Der Finanzdienstleister American Express, den meisten wohl durch seine Kreditkarten bekannt, hat damit begonnen, das Ripple-Netzwerk für die Abwicklung von Transaktionen zu nutzen. Die bisherigen positiven Erfahrungen sind Grund dafür, dass American Express xCurrent breiter einsetzen will.

American Express mit Hauptsitz in New York zählt zu den bekanntesten Marken der Welt, wenn auch der Erfolg der gleichnamigen Kreditkarten in Europa hinter den Wettbewerben Visa und MasterCard hinterherhinkt. In anderen Teilen der Welt hat American Express aber als Bank neben Privatkunden besonders auch Unternehmen im Visier. Um diesen ein preiswertes Angebot für schnelle, grenzübergreifende Transaktionen machen zu können, hilft das Ripple-Netzwerk. 71 Prozent der kleinen und mittelgroßen Unternehmen sehen internationale Überweisungen als Problem, sagt Colin O’Flaherty von American Express. Bei einer Konferenz in Amsterdam machte O’Flaherty klar: Mit xCurrent von Ripple gelingt es American Express besser als zuvor, die Wünsche seiner Kunden zu bedienen.

American Express und Ripple – die Hintergründe

Einer Studie von McKinsey zufolge wird bei 60 Prozent aller B2B-Überweisungen, die von einem Land in ein anders gehen, immer noch manuelles Eingreifen nötig.
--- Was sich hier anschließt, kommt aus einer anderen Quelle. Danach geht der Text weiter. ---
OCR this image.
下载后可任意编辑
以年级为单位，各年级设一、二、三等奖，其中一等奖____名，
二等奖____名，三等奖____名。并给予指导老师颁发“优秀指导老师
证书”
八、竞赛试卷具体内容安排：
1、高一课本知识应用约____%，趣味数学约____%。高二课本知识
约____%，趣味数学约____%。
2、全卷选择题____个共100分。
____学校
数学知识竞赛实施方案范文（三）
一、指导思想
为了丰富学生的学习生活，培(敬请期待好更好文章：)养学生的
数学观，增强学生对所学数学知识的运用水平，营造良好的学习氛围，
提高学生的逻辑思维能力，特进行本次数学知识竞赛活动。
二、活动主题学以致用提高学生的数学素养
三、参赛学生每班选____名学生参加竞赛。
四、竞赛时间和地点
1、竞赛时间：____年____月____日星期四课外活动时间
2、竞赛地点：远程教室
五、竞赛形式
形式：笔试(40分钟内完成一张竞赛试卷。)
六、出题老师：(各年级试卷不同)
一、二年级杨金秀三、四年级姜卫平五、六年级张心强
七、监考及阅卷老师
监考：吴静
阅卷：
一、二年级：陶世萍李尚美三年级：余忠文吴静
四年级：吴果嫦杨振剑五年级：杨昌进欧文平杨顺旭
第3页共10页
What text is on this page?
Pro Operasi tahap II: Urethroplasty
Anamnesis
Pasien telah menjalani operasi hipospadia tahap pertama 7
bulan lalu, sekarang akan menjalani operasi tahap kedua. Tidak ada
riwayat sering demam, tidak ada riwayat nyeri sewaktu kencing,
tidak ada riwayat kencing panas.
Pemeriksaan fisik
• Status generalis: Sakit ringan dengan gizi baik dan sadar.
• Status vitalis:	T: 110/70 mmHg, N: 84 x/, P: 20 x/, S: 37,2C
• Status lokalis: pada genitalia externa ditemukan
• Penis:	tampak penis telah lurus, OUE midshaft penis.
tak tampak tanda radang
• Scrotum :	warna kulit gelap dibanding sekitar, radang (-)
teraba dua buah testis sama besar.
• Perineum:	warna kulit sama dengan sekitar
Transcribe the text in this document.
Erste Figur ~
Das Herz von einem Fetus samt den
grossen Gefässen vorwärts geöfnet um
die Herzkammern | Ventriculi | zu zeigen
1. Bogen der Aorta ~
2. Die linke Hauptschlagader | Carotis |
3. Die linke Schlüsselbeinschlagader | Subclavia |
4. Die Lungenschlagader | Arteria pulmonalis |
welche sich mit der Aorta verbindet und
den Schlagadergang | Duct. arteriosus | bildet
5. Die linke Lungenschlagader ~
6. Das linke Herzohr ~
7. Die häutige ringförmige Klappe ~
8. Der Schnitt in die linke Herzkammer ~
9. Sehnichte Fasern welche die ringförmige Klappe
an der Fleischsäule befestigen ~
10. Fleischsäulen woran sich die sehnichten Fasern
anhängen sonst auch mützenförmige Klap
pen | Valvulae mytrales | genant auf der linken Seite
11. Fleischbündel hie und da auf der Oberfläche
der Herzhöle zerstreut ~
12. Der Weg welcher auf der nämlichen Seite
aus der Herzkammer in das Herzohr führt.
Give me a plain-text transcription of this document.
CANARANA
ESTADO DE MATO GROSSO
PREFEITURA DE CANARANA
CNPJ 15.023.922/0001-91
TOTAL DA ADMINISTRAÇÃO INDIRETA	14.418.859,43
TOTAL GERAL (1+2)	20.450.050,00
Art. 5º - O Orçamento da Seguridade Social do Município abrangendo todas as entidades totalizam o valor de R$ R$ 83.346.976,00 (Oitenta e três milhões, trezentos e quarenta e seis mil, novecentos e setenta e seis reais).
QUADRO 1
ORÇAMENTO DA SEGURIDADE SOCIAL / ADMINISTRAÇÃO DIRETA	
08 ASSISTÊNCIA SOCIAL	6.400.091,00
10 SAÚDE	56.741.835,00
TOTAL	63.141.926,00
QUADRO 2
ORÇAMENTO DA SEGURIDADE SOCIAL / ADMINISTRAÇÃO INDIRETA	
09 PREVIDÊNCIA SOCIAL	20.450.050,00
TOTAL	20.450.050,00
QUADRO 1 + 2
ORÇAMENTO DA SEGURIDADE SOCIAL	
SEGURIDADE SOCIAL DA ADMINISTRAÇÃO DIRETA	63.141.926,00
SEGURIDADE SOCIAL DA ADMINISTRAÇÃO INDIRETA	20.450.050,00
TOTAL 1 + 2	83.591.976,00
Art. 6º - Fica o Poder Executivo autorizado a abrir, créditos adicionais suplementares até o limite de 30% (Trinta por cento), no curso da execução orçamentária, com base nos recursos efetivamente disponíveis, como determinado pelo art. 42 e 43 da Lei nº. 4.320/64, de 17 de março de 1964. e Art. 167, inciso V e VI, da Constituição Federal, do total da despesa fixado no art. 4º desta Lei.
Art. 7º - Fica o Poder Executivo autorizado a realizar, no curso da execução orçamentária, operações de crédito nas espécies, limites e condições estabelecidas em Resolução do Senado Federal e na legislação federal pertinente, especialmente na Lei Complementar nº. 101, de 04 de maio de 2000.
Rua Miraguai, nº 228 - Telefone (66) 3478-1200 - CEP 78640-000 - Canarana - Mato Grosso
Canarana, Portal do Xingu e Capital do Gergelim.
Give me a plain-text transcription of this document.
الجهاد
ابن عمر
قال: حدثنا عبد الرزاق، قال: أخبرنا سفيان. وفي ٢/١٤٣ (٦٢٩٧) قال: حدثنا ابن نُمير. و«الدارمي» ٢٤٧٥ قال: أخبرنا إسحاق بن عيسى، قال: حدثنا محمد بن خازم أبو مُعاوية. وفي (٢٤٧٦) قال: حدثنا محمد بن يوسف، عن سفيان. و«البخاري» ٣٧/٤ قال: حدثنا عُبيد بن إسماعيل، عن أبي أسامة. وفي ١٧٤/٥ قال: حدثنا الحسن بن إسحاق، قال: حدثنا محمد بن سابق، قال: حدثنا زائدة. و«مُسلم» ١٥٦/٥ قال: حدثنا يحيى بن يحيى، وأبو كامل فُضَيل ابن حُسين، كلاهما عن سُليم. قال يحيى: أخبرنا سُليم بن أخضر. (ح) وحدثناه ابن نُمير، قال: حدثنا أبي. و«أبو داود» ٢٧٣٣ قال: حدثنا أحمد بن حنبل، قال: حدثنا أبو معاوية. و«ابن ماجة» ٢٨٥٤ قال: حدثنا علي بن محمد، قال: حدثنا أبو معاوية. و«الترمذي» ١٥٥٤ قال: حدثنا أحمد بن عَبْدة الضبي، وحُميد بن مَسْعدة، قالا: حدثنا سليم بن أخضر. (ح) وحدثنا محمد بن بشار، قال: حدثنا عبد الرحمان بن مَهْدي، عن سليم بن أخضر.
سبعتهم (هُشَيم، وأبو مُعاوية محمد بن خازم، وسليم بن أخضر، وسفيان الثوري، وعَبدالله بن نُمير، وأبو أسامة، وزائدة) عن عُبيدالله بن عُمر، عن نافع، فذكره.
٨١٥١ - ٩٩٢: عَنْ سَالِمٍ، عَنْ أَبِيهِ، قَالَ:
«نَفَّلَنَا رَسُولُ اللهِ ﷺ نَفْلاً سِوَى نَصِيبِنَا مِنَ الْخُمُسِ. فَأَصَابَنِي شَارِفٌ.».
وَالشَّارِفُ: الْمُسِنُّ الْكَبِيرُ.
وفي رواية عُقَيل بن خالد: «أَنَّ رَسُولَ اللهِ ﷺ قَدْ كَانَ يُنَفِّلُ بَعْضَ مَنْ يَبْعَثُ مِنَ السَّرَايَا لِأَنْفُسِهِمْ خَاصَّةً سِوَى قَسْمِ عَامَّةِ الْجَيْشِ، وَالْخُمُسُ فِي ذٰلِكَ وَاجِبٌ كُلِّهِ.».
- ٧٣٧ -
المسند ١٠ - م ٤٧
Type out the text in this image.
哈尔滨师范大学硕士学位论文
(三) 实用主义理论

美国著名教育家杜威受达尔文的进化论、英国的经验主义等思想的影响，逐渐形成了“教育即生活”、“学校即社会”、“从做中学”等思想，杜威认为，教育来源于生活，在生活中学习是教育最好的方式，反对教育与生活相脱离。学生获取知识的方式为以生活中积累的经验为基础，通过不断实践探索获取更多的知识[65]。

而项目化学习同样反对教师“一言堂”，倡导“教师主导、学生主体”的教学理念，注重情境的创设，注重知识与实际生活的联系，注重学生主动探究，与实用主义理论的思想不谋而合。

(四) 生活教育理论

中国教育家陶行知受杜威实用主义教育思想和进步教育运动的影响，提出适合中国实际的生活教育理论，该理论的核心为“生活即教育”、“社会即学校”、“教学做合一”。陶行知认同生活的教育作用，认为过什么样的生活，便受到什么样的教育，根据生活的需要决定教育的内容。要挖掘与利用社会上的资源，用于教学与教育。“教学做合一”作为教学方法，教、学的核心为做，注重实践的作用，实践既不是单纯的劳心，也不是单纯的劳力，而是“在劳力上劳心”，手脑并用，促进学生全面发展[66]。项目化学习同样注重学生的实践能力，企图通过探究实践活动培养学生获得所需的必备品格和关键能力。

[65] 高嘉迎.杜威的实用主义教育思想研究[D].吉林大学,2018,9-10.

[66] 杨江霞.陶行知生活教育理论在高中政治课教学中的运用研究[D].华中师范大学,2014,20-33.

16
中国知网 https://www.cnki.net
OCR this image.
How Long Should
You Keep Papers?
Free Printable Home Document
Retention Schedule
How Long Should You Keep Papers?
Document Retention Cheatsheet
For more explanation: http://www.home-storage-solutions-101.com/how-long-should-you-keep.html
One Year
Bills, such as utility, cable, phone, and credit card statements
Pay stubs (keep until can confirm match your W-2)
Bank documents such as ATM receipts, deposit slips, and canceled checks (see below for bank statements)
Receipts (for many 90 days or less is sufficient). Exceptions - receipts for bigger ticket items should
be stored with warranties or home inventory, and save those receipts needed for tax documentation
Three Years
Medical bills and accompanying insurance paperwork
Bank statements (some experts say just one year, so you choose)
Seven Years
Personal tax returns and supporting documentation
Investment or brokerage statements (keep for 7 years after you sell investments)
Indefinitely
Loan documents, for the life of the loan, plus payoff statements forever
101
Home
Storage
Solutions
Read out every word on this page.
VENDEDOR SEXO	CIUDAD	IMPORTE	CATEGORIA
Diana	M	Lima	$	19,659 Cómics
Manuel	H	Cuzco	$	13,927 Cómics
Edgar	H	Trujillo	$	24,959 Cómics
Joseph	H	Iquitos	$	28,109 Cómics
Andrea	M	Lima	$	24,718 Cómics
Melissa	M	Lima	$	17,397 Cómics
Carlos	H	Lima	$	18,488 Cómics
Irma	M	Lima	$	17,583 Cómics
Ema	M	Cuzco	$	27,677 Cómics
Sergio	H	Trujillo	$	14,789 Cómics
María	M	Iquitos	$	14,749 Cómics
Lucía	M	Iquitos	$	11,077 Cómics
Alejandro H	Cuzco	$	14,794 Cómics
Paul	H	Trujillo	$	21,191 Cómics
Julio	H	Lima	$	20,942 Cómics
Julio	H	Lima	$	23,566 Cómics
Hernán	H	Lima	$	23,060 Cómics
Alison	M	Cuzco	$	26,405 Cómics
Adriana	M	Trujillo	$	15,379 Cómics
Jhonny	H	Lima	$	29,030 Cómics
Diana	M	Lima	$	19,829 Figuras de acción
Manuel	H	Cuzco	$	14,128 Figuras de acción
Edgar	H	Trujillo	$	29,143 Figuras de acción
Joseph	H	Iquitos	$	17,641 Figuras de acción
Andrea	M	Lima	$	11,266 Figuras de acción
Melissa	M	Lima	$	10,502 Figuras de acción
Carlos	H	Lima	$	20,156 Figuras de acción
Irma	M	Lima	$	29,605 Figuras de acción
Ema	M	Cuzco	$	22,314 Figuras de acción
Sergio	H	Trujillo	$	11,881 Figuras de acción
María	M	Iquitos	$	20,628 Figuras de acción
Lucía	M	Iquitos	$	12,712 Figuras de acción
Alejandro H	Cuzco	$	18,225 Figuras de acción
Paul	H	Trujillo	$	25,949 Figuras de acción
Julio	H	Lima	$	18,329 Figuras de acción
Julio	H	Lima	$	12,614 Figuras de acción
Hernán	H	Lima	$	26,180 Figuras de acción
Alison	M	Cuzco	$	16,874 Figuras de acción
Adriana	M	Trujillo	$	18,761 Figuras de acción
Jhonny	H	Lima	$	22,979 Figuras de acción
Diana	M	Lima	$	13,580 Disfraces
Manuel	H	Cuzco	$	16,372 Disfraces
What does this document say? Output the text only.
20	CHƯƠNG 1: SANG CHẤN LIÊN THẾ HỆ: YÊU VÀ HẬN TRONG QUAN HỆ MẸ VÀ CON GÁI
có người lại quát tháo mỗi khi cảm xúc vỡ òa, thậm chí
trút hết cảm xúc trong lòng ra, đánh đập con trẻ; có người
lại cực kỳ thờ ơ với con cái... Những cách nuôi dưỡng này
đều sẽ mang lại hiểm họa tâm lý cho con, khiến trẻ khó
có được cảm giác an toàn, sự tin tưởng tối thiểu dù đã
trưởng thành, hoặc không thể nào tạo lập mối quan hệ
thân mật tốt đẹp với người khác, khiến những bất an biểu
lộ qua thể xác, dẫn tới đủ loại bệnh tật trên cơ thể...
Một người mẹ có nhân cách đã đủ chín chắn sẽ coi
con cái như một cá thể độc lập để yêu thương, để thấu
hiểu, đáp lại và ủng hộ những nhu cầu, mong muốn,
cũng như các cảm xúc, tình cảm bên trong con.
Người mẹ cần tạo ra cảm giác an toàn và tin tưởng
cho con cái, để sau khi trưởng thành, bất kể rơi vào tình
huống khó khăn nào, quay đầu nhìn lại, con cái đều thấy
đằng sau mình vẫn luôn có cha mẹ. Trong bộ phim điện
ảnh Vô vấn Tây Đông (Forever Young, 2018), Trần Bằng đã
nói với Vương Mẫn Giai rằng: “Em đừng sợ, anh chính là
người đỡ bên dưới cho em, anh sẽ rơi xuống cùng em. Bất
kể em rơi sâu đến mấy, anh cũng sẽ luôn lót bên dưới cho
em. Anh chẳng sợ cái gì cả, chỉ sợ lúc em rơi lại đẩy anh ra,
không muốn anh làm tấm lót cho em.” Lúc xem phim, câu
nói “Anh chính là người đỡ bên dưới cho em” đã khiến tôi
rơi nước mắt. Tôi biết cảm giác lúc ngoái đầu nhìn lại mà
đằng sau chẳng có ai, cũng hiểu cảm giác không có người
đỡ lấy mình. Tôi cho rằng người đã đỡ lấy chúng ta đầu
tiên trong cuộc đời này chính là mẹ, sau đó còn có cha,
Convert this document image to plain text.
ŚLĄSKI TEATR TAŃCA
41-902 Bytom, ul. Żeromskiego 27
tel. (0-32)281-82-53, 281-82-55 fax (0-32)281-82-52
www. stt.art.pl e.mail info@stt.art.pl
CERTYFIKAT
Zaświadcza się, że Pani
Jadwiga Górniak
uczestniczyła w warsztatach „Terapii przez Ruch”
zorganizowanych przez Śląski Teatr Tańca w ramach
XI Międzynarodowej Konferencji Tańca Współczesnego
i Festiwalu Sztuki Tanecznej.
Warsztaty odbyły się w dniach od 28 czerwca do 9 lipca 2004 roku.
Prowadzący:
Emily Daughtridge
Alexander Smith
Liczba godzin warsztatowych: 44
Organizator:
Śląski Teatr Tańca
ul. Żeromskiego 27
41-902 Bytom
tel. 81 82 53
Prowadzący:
Dies brauche jeweils im Schnitt 15 bis 20 Minuten. Hier steckt das Potenzial der Kooperation von American Express und Ripple. Jede automatisch sicher und und transparent abgewickelte Überweisung spart Zeit und damit Geld. Gelobt wird von American Express, dass über xCurrent die Transaktionen nicht nur in Sekundenschnelle geschehen, sondern Sender und Empfänger zudem in Echtzeit Nachrichten austauschen können. Der bisherige Erfolg ermuntere, xCurrent weiter in die konzerneigene Struktur zu integrieren und breiter auszurollen, hieß es. Ripple hatte Anfang des Jahres gemeldet, mittlerweile mehr als 200 Kunden für xCurrent zu haben, darunter auch viele Banken. Aus Sicht von Anlegern bleibt dabei aber kritisch, dass es fast immer nur um die Technologie von Ripple geht und nicht um die Kryptowährung XRP, so auch bei American Express. Denn XRP kommt bei American Express nicht zum Einsatz.

Positive Nachrichten zu XRP bleiben Mangelware

Erst in dieser Woche war mit News um XRP und der thailändischen Siam Commercial Bank (SCB) Hoffnung aufgekommene, dass eine große Bank XRP unterstützen könnte. Doch die SCB ruderte schnell zurück. Während Ripple also im Finanzsektor als Lösung für internationale Geldtransfers auf Erfolgsspur ist, was auch das Beispiel American Express zeigt, sieht es für den XRP weniger rosig aus. Den Weg des Bitcoin, der neue Jahreshochs erreicht, geht XRP nicht mit. Dazu kommen Berichte, dass XRP auf wenig seriöse Art durch Bots promotet wird. Das ursprüngliche Konzept von Ripple, Netzwerk-Kunden würden auch XRP nutzen, steht weiter infrage.